IBM began the consolidation of its portal product lines under one unified offering Tuesday with the introduction of the WebSphere Portal.
WebSphere Portal represents the unification of existing IBM portal technology, including WebSphere Portal Server, WebSphere User Experience and Lotus K-station.
The new portal offering is divided into three tiered solution packages:
— WebSphere Portal Enable Solution, a portal framework that gives enterprises the foundation for implementing highly personalized portals.
— WebSphere Portal Extend Solution, which includes all of the capabilities of the Enable solution and adds integrated team room, instant messaging, extended search, community creation and Web site analysis capabilities.
— WebSphere Portal Experience Solution, which includes all the Extend capabilities and adds advanced e-meeting, application sharing, enterprise content management and enhanced security features.

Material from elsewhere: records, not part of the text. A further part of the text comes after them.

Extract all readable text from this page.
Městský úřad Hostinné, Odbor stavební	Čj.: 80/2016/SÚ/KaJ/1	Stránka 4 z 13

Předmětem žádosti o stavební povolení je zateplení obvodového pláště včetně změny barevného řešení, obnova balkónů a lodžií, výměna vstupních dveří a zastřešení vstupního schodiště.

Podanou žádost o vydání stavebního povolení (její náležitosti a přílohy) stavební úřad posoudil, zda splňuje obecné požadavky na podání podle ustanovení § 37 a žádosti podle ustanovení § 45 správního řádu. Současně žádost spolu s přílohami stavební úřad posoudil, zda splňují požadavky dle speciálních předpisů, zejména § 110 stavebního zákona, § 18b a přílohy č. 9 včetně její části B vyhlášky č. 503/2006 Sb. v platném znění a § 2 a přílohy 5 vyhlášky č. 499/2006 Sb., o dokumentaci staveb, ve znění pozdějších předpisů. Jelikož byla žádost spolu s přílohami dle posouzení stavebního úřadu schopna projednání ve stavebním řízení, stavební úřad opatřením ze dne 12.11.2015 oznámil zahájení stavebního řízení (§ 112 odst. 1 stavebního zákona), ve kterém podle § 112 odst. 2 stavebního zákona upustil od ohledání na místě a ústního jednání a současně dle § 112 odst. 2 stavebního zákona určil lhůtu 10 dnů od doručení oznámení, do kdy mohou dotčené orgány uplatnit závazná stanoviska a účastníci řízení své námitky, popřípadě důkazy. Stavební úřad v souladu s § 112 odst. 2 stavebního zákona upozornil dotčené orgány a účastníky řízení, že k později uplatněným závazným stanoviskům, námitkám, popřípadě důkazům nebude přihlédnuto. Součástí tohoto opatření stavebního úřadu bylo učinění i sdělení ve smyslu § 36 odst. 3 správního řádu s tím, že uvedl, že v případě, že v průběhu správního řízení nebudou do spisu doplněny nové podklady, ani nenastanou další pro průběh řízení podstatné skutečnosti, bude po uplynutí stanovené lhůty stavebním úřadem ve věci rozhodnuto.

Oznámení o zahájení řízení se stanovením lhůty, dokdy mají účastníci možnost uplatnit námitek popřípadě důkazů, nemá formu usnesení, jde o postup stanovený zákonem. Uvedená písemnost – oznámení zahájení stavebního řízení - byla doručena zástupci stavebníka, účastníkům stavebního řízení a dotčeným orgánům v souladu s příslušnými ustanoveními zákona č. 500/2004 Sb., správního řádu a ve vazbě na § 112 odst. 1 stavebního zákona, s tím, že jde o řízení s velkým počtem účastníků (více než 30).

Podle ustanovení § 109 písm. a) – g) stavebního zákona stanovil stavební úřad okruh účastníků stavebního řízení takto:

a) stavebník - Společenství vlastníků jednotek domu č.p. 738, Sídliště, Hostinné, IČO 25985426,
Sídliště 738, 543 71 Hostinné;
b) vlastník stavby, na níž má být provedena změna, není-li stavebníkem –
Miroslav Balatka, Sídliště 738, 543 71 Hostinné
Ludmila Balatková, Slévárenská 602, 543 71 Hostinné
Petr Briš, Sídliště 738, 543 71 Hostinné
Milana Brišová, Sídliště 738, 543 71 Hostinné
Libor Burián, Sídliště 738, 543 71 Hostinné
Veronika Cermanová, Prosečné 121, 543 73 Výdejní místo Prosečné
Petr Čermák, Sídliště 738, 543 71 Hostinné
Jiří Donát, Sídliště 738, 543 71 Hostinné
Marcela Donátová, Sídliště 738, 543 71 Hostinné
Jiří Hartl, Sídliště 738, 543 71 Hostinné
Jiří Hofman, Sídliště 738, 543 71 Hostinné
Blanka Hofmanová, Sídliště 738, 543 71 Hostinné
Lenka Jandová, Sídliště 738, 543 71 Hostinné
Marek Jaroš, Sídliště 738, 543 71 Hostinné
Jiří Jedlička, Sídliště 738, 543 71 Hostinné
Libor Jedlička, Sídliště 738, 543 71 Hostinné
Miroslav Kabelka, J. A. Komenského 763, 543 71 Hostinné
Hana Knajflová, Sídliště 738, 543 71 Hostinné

In addition, seven partner companies are developing portal applications, called portlets, to run on WebSphere Portal, including: The Brain Technologies Corp. for enterprise knowledge applications; Datamonitor for industry- and company-specific content; FatWire Corp. and Documentum for content management; Infisys Inc. for health care information management; River Run Software for mobile computing, and Citrix Systems Inc. for server-based application access and publishing.
Larry Bowden, vice president, e-portal solutions at IBM, said WebSphere Portal was a “horizontal platform” for integrating multiple types of portals on top of it, whether for business-to-employee, business-to-business or business-to-consumer.
“Were providing tools to allow customers to manage their [business] environments,” said Bowden.
Bowden suggested that all corporate portals would soon run on application servers, like WebSphere.
“Portals have reached the point where theyre no longer glitzy interfaces with stovepipe connections to various applications. Theyve become mission-critical environments.”
While WebSphere Portal borrows technology from existing IBM portal applications, those applications will not be discontinued just yet.
For instance, Lotus K-station, from IBM subsidiary Lotus Development Corp., will not be fully integrated into the WebSphere Portal framework as collaborative services until the first quarter of 2002, IBM officials said. For now, IBM is providing interoperability between K-station and the WebSphere Portal framework as part of the Extend and Experience Solutions. Customers can use the K-station user interface and workspace design to access the WebSphere Portal portlets.
WebSphere Portal will be available worldwide in November. The list price will be $55,000 per processor for the Enable Solution and $95,000 per processor for Extend. The Experience Solution is only available in a minimum four-processor bundle for $580,000.